Ce film lance toutes les suites en faveur de l’itinéraire de la continuité directe. Cela peut sembler être un tricheur ou un gros tracas à plusieurs égards, mais au contraire, c'est une décision qui est visiblement prise par des personnes qui ont beaucoup de respect et d'amour pour la franchise. Green et son équipe ont voulu raconter la meilleure histoire possible dans ce bac à sable et, s'ils avaient été attachés à la continuité établie précédemment, cela aurait été incroyablement limitant. Au lieu de cela, ils nous ont offert quelque chose qui rappelle à un digne successeur de l'atypique de John Carpenter, tout en parvenant à se tenir debout tout seul.

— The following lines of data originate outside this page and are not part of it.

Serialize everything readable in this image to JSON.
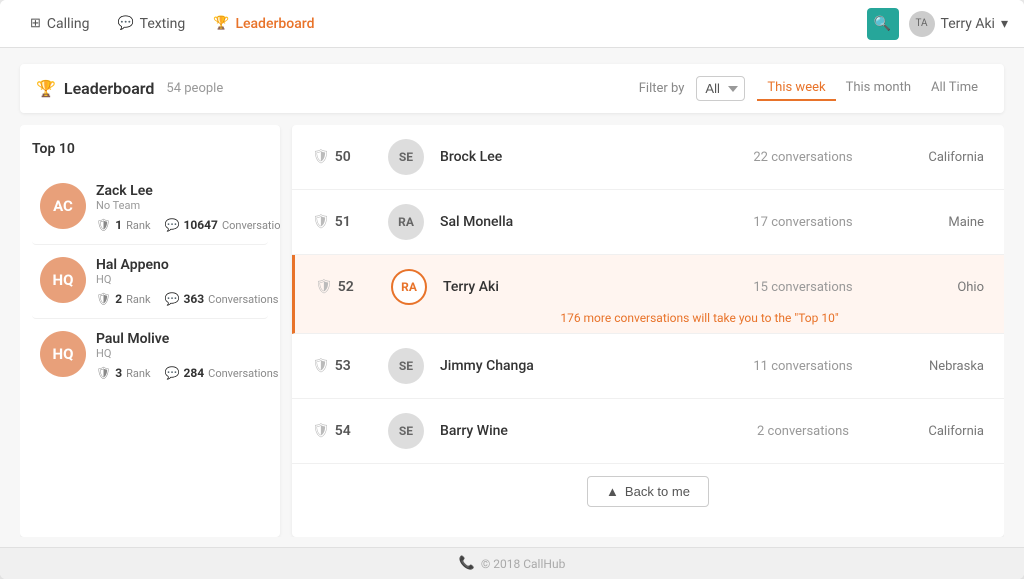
{
  "nav": {
    "calling_label": "Calling",
    "texting_label": "Texting",
    "leaderboard_label": "Leaderboard",
    "user_label": "Terry Aki",
    "user_initials": "TA"
  },
  "leaderboard": {
    "title": "Leaderboard",
    "count": "54 people",
    "filter_label": "Filter by",
    "filter_value": "All",
    "periods": [
      {
        "label": "This week",
        "active": true
      },
      {
        "label": "This month",
        "active": false
      },
      {
        "label": "All Time",
        "active": false
      }
    ],
    "sidebar_title": "Top 10",
    "sidebar_items": [
      {
        "initials": "AC",
        "name": "Zack Lee",
        "team": "No Team",
        "rank": "1",
        "conversations": "10647",
        "bg": "#e8a07a"
      },
      {
        "initials": "HQ",
        "name": "Hal Appeno",
        "team": "HQ",
        "rank": "2",
        "conversations": "363",
        "bg": "#e8a07a"
      },
      {
        "initials": "HQ",
        "name": "Paul Molive",
        "team": "HQ",
        "rank": "3",
        "conversations": "284",
        "bg": "#e8a07a"
      }
    ],
    "table_rows": [
      {
        "rank": "50",
        "initials": "SE",
        "name": "Brock Lee",
        "conversations": "22 conversations",
        "location": "California",
        "highlighted": false,
        "has_msg": false
      },
      {
        "rank": "51",
        "initials": "RA",
        "name": "Sal Monella",
        "conversations": "17 conversations",
        "location": "Maine",
        "highlighted": false,
        "has_msg": false
      },
      {
        "rank": "52",
        "initials": "RA",
        "name": "Terry Aki",
        "conversations": "15 conversations",
        "location": "Ohio",
        "highlighted": true,
        "has_msg": true,
        "msg": "176 more conversations will take you to the \"Top 10\""
      },
      {
        "rank": "53",
        "initials": "SE",
        "name": "Jimmy Changa",
        "conversations": "11 conversations",
        "location": "Nebraska",
        "highlighted": false,
        "has_msg": false
      },
      {
        "rank": "54",
        "initials": "SE",
        "name": "Barry Wine",
        "conversations": "2 conversations",
        "location": "California",
        "highlighted": false,
        "has_msg": false
      }
    ],
    "back_to_me": "Back to me"
  },
  "footer": {
    "text": "© 2018 CallHub"
  }
}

Bien que ce film ait sa sain voix, celle de David Gordon Green, il ne fait aucun doute que l'ADN de John Carpenter et ses empreintes digitales sont partout. Sa présence est ressentie profondément. Carpenter n'est certainement pas revenu pour composer la partition, comme il l'a fait pour l'atypique, ce qui est sérieusement fantastique et contribue à faire de cette entrée une véritable pièce d'accompagnement, quand bien même elle est séparée par 40 ans de temps et beaucoup de suites inattendues.

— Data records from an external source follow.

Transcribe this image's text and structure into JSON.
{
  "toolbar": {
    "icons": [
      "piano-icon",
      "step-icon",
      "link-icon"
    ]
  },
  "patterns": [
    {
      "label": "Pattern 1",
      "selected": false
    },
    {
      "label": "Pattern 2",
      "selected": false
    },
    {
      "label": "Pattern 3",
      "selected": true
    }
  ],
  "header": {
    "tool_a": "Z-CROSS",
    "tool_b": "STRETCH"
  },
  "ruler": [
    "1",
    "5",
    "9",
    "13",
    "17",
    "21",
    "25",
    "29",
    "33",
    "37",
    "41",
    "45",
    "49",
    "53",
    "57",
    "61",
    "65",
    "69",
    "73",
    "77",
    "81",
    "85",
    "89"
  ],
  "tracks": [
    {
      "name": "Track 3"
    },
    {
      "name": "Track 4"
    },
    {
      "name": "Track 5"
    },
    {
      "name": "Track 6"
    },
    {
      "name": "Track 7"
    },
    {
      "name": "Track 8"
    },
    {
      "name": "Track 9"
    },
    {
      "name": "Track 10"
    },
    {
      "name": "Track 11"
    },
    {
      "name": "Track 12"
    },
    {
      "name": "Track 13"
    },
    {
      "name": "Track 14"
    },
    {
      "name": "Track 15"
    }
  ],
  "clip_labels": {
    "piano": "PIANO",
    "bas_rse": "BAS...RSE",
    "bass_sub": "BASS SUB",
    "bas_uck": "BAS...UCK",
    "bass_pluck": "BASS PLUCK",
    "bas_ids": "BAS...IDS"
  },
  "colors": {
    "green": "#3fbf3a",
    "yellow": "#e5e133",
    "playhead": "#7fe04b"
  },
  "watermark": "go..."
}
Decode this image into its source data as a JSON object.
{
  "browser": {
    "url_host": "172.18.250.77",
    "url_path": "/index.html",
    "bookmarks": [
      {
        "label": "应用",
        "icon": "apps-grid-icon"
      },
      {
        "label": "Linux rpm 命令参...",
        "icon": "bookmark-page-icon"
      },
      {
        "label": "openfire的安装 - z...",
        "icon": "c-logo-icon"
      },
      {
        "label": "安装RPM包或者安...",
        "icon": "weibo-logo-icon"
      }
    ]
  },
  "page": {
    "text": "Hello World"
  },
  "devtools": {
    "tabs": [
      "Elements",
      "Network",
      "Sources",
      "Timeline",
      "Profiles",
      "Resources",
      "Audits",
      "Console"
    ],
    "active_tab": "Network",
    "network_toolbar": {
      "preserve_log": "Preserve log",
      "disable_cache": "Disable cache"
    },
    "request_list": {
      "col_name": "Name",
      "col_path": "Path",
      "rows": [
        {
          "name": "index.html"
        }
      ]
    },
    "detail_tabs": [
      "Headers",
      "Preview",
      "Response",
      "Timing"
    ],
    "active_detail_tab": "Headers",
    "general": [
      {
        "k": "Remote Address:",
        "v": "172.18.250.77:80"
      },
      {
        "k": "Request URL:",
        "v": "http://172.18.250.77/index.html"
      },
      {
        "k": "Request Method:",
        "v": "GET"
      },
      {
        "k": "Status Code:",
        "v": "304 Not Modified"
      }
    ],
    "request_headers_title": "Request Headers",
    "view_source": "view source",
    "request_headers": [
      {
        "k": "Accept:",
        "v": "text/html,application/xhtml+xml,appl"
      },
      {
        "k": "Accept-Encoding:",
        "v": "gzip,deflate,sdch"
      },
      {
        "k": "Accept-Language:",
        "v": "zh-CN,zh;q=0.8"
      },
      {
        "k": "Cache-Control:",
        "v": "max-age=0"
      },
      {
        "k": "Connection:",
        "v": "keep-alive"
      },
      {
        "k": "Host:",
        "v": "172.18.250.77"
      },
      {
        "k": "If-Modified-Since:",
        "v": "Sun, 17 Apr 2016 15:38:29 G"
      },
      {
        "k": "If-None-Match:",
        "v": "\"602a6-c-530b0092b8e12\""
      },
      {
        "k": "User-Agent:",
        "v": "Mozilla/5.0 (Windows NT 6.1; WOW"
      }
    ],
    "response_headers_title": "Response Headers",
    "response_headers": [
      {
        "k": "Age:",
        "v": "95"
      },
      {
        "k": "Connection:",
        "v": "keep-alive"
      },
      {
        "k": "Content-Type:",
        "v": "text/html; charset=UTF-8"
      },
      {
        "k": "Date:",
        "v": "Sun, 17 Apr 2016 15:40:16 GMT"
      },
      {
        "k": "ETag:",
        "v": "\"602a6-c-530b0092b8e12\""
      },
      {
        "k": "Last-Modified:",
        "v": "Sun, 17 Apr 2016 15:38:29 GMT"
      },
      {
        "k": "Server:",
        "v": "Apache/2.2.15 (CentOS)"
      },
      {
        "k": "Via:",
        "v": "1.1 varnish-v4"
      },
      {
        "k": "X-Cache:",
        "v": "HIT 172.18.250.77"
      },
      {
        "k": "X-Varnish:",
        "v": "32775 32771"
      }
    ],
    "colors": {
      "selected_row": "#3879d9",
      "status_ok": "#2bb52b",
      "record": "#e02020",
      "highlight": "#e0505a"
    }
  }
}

Une section de ce qui rend si bien la continuité de cette suite si particulière est qu'elle plonge profondément dans le personnage de Laurie Strode, joué avec brio par le retour de Jamie Lee Curtis, d'une manière qui se sent honnête et réelle. Bien sûr, quelqu'un qui a pris part à ce qu'elle a traversé aurait un traumatisme grave et durable. Et voir l'effet de toute son existence est très intéressant. C'est le type de chose que personne n'a réussi à accomplir dans les suites précédentes. De plus, l’ajout de Judy Greer et Andi Matichak de la fille et de la petite-fille de Laurie sont les bienvenus. Si une torche doit être transmise sur la route, elle sera entre de bonnes mains.

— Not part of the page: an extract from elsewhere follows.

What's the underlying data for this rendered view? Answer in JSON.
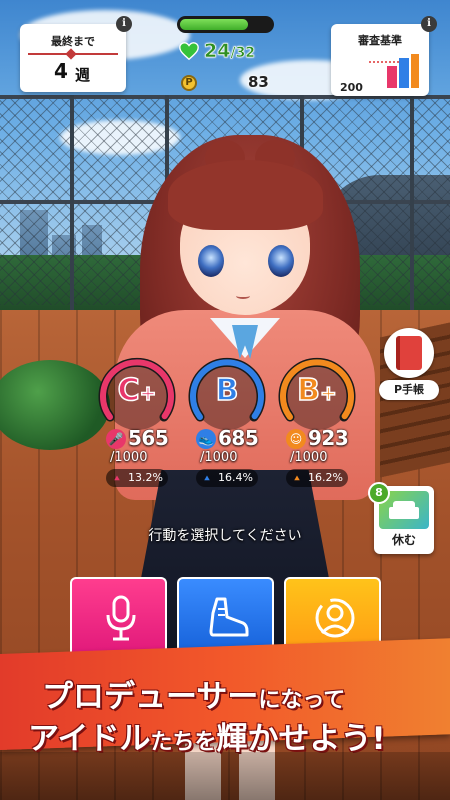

Michael Myers, tel que décrit par James Jude Courtney (avec l’aide de l’acteur Nick Castle) n’a quasiment jamais ressenti, ni n’a paru, plus effrayant. L'homme, s'il est sérieusement un garçon, est une machine à tuer irraisonnée et mystérieuse. Green fait le meilleur travail en jouant sur l'élément mystère. Mais contrairement à tant de suites, Myers n'est pas décrit comme un être surnaturel invincible. Cela le rend d'autant plus effrayant. Lorsqu'une puissance aussi terrifiante s’avère pouvoir exister dans le univers réel, elle a beaucoup plus d'impact.

Le nouveau Halloween est effrayant, divertissant, rafraîchissant et familier. Plusieurs fans d’horreur vont sûrement sortir du théâtre en faisant des roues et en criant des toits. Les autres seront simplement ravis à un niveau plus superficiel. Ce que je suis assez certain; pratiquement tous les fans de cette franchise devraient se sentir satisfaits. Blumhouse a réussi à ressusciter les décés avec celui-ci.